In Wales section 1 of the Rights of Children and Young Persons (Wales) Measure 2011 mandates ministers to pay due regard to the UNCRC . To meet this obligation effectively, ministers use CRIAs, which are integral to embedding the principles of the CRC into decision-making processes.

Within the framework of integrated impact assessment, CRIAs serve as a crucial component. They enable officials to thoroughly evaluate the potential impact of proposed legislation, policies or budgetary decisions on children and their rights.

Through the CRIA process, officials meticulously analyse how proposed actions may affect children and ensure that their rights are adequately safeguarded. This proactive approach underscores Wales' commitment to upholding children's rights and promoting their well-being across all sectors of governance.

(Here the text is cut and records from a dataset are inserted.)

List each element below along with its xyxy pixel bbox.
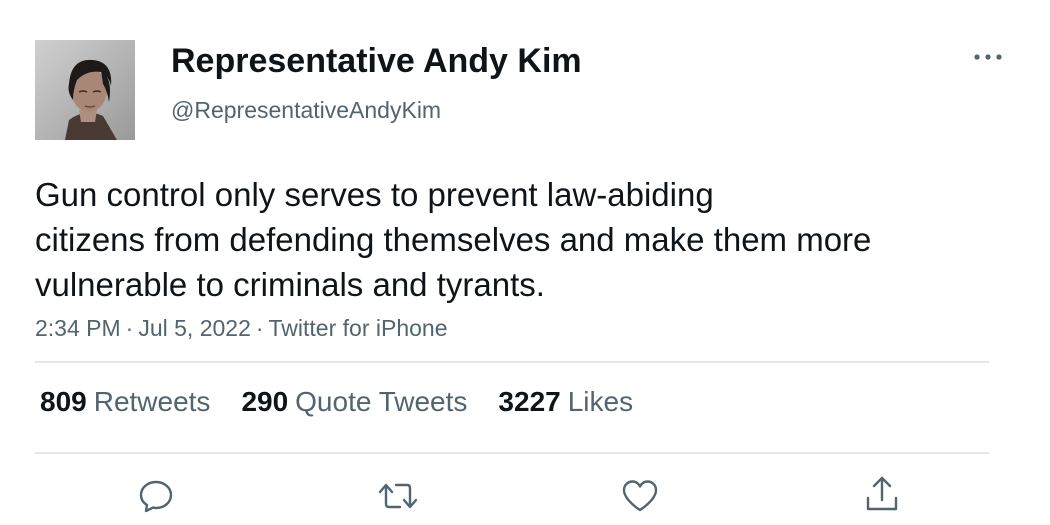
author-handle[interactable]: @RepresentativeAndyKim xyxy=(171,97,441,124)
separator: · xyxy=(255,315,264,341)
tweet-text-line: Gun control only serves to prevent law-a… xyxy=(35,176,714,213)
quote-tweets-label: Quote Tweets xyxy=(295,386,468,417)
tweet-time[interactable]: 2:34 PM xyxy=(35,315,121,341)
retweets-count: 809 xyxy=(40,386,87,417)
likes-stat[interactable]: 3227 Likes xyxy=(498,386,633,418)
more-horizontal-icon xyxy=(974,54,1002,60)
quote-tweets-stat[interactable]: 290 Quote Tweets xyxy=(241,386,467,418)
author-display-name[interactable]: Representative Andy Kim xyxy=(171,42,582,81)
like-button[interactable] xyxy=(618,474,662,518)
retweet-button[interactable] xyxy=(376,474,420,518)
avatar[interactable] xyxy=(35,40,135,140)
engagement-stats: 809 Retweets 290 Quote Tweets 3227 Likes xyxy=(40,386,664,418)
retweet-icon xyxy=(378,483,418,509)
tweet-text-line: vulnerable to criminals and tyrants. xyxy=(35,266,545,303)
likes-count: 3227 xyxy=(498,386,561,417)
separator: · xyxy=(125,315,134,341)
tweet-source[interactable]: Twitter for iPhone xyxy=(269,315,448,341)
retweets-stat[interactable]: 809 Retweets xyxy=(40,386,210,418)
retweets-label: Retweets xyxy=(93,386,211,417)
avatar-image xyxy=(35,40,135,140)
heart-icon xyxy=(622,480,658,512)
tweet-actions-bar xyxy=(0,468,1050,518)
divider xyxy=(35,452,989,454)
tweet-metadata: 2:34 PM · Jul 5, 2022 · Twitter for iPhone xyxy=(35,315,448,342)
tweet-body: Gun control only serves to prevent law-a… xyxy=(35,172,995,307)
tweet-card: Representative Andy Kim @RepresentativeA… xyxy=(0,0,1050,525)
tweet-date[interactable]: Jul 5, 2022 xyxy=(138,315,251,341)
reply-button[interactable] xyxy=(134,474,178,518)
more-options-button[interactable] xyxy=(966,42,1010,72)
share-icon xyxy=(866,476,898,511)
quote-tweets-count: 290 xyxy=(241,386,289,417)
reply-icon xyxy=(139,480,173,513)
likes-label: Likes xyxy=(567,386,634,417)
divider xyxy=(35,361,989,363)
share-button[interactable] xyxy=(860,472,904,516)
tweet-text-line: citizens from defending themselves and m… xyxy=(35,221,872,258)
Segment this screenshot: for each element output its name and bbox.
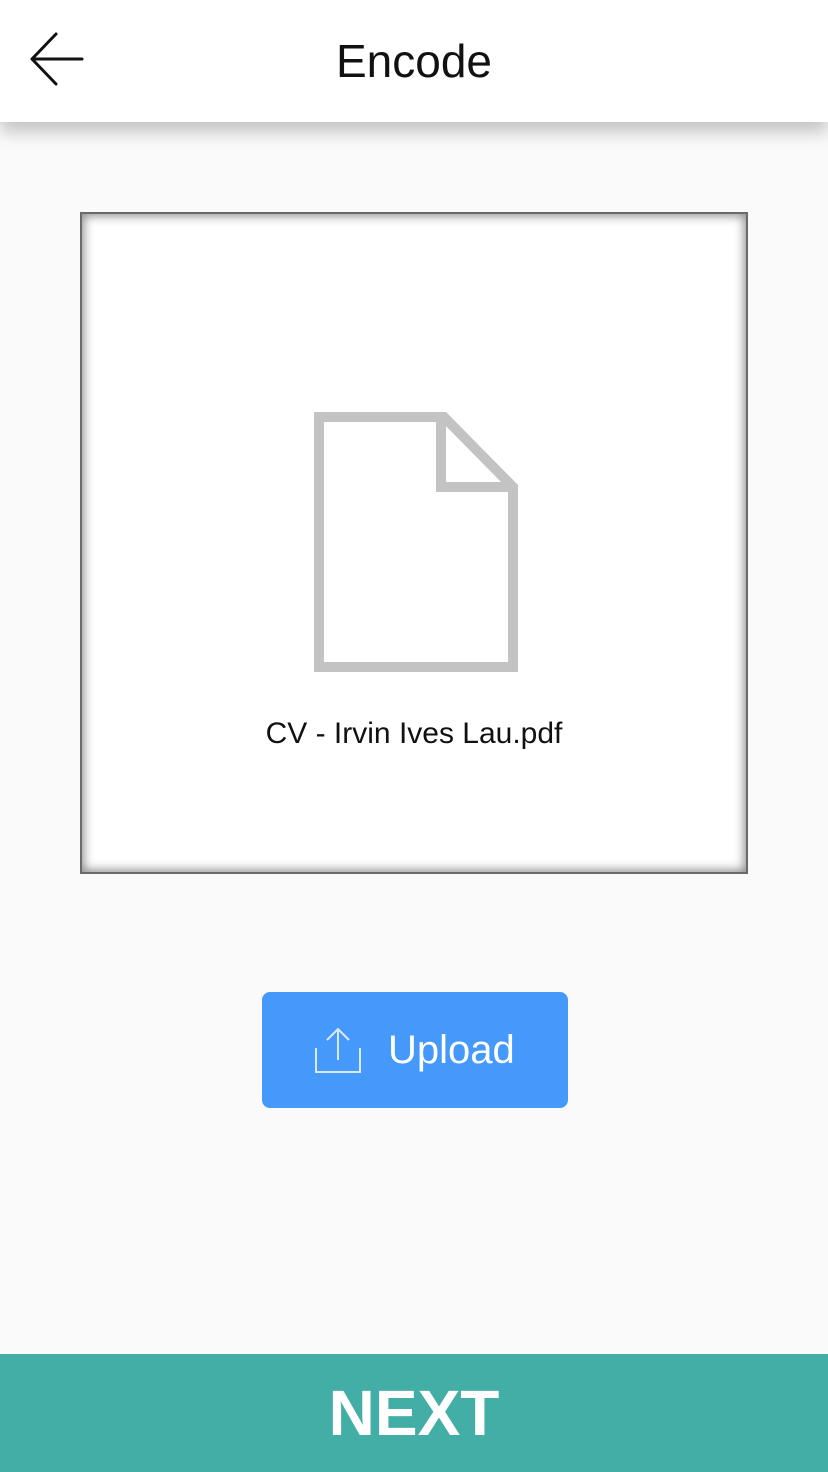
document-icon (314, 412, 518, 672)
page-title: Encode (335, 35, 492, 87)
upload-icon (315, 1027, 361, 1073)
next-label: NEXT (328, 1377, 500, 1449)
file-name: CV - Irvin Ives Lau.pdf (265, 717, 563, 750)
upload-label: Upload (388, 1028, 515, 1072)
app-header: Encode (0, 0, 828, 122)
next-button[interactable]: NEXT (0, 1354, 828, 1472)
upload-button[interactable]: Upload (262, 992, 568, 1108)
file-preview: CV - Irvin Ives Lau.pdf (80, 212, 748, 874)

E.g.: Belgium: JoKER – Child and Youth Effect Report

Since 1997, draft legislation submitted by the Flemish government to the Flemish parliament that directly concerns (i.e. has impact on their lives or living environment; e.g. education, youth care, youth justice etc.) the best interests of people under the age of 25 should be accompanied by the Child and Youth Effect Report, which assesses the impact of that legislation (see also Desmet et al. 2012).

The Child and Youth Effect Report Manual is currently being reviewed. It is expected that when drafting legislation in the future, it will ask the government to explain:

  • The reasons for the legislative reform and the kind of expected impact on children and young people;
  • The target group, and where relevant the sub-target groups of the draft legislation, and to what extent children are part of these groups;
  • The effects of the proposed legislation on children and young people and on their rights;
  • How the expected effects will be monitored or handled after approval during implementation;
  • How children and young people are involved as participants in the reform process.